Sandy Hook Parents Murdering Poor Gunmaker, With The Law
guns are literal garbage
So it has been over three years since Adam Lanza shot 20 students and 6 staff at Sandy Hook Elementary, a thing so grim that we can't even make a joke about it, which is saying something. If there was ever a moment in modern American history when there should have been a tipping point where we as a society reconsider our love of a thing whose only purpose is to kill, that should have been it. Instead, we've been living through an absolute orgy of gun-loving so overwhelming that we dedicated an entire fucking category to it.

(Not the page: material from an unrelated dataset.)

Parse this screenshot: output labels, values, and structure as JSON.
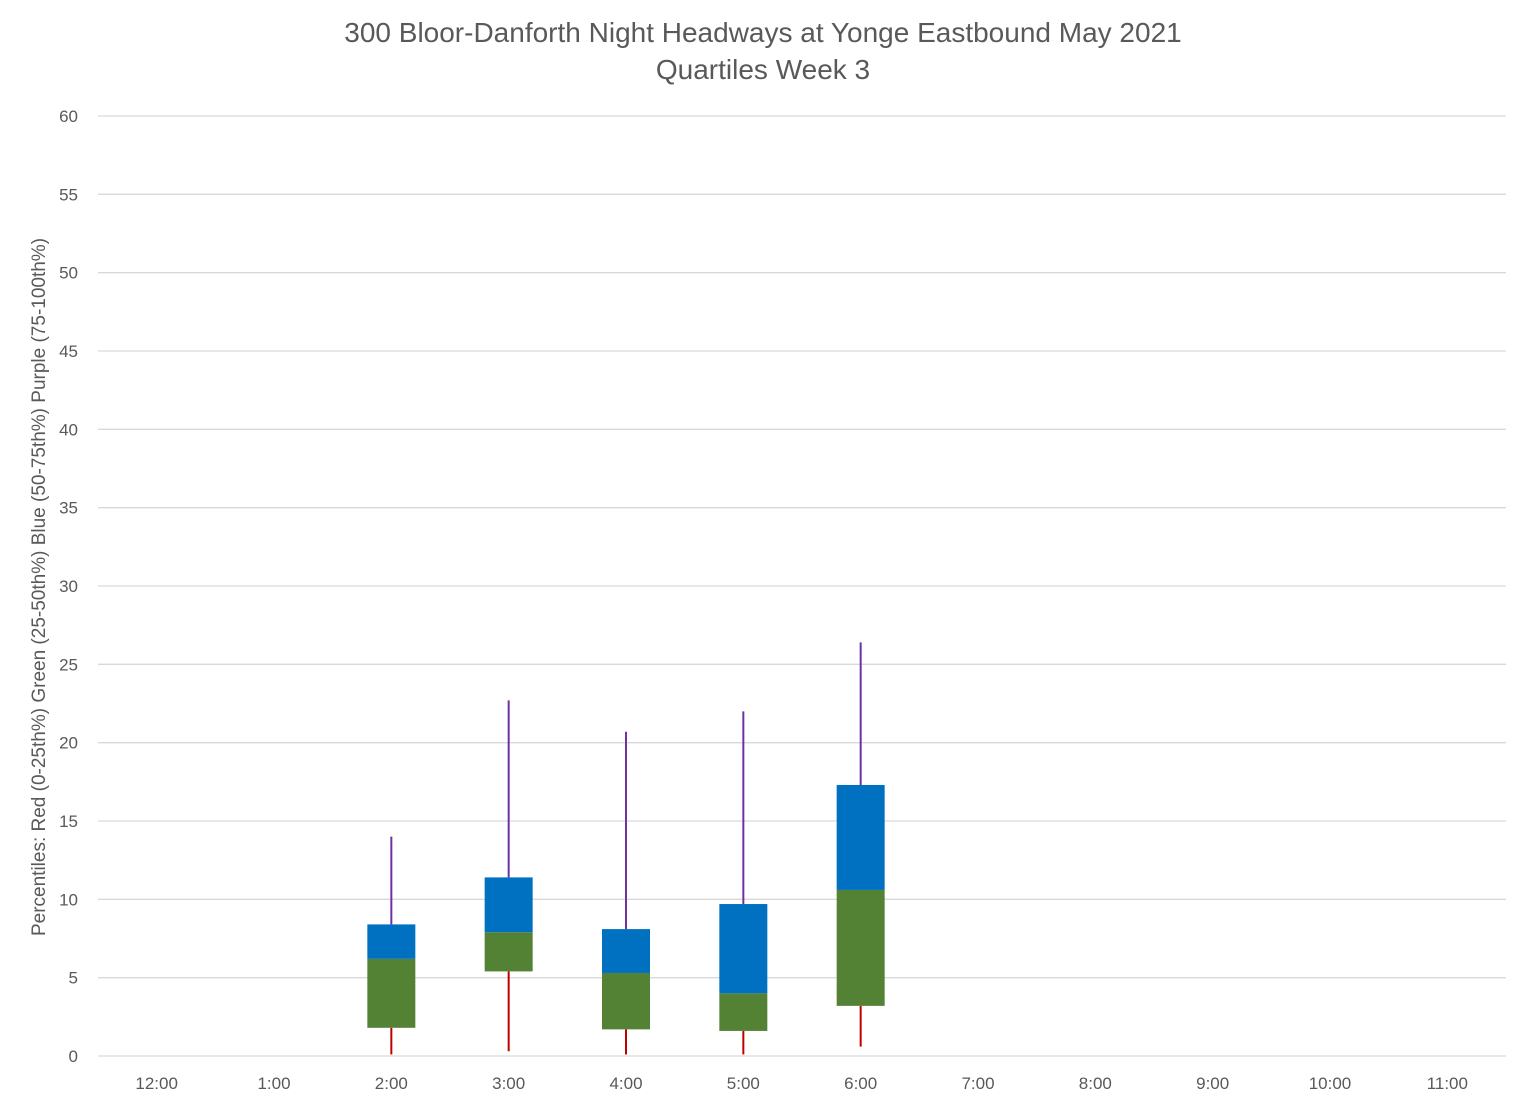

We mention this because our latest gun news comes courtesy of some of the Sandy Hook parents who, understandably, really think that the gun -- and its maker -- kinda sorta bears some responsibility for the death of their children. So, they've filed suit against Remington, the manufacturer of the AR-15 that Adam Lanza used to murder their kids, in large part because of just how efficient the AR-15 is at murdering children.
That rifle is based on an automatic, lightweight weapon originally commissioned by the U.S. military. The only limit to the speed the AR-15 fires is how fast a shooter can pull the trigger for each round.
"Each of the kids had three to eight bullets in them," [Jackie, mother of one of the children killed at Sandy Hook] Barden said. "There is just something wrong if that can happen."
Wrong? What could be wrong with that?! That's just the price we pay for the freedom of living here in the great US of A. And good luck succeeding in such a lawsuit, given that gunmakers like Remington can assert blanket immunity, which is just a fancy lawyer way of saying they throw up their hands and say "nuh-uh, not us, can't touch this, hahaha" if you try to sue them.
A 2005 federal law, the Protection of Lawful Commerce in Arms Act, grants gun manufacturers immunity from any lawsuit related to injuries that result from criminal misuse of their product -- in this case the AR-15 rifle.
"It's always been a big uphill battle for plaintiffs to sue the gun industry," said Georgia State University law professor Timothy Lytton. "It was even before the immunity (legislation), and it's an even bigger one now."
Ah, yes. The Protection of Lawful Commerce in Arms Act. Such a benign sounding name for something so disgusting. So what if you make a gun that has no real purpose for hunting anything except humans in mass quantities! So what if you make something that can be easily modified to kill faster! No problem for you, gun manufacturer!
How did such a thing ever get passed? Well, you know Republicans voted for the thing en masse, but you can also thank some Dems who crossed the aisle, like Jay Rockefeller and Mary Landrieu over in the Senate, and wayyyyy too many Dems in the House along with also too then-Independent then-Representative Bernie Sanders.
So, with the deck stacked against them this high, what is the theory under which the Sandy Hook parents are bringing the lawsuit?
One exception to the immunity legislation is what's called "negligent entrustment." [...]
The lawsuit argues that the way in which the company sells and markets a military-style weapon to the civilian market is a form of negligent entrustment.
"Remington took a weapon that was made to the specs of the U.S. military for the purpose of killing enemy soldiers in combat -- and that weapon in the military is cared for with tremendous amount of diligence, in terms of training, storage, who gets the weapon, and who can use it," Koskoff, the attorney for the families, said. "They took that same weapon and started peddling it to the civilian market for the purposes of making a lot of money."
Remington has, unsurprisingly, moved to dismiss. A state court in Connecticut heard from both parties yesterday and should rule by mid-April as to whether this will go forward. This is an incredibly long shot (no pun intended), but we seriously wish all the plaintiffs godspeed and good luck. Hit 'em in the pocketbook, where it really hurts.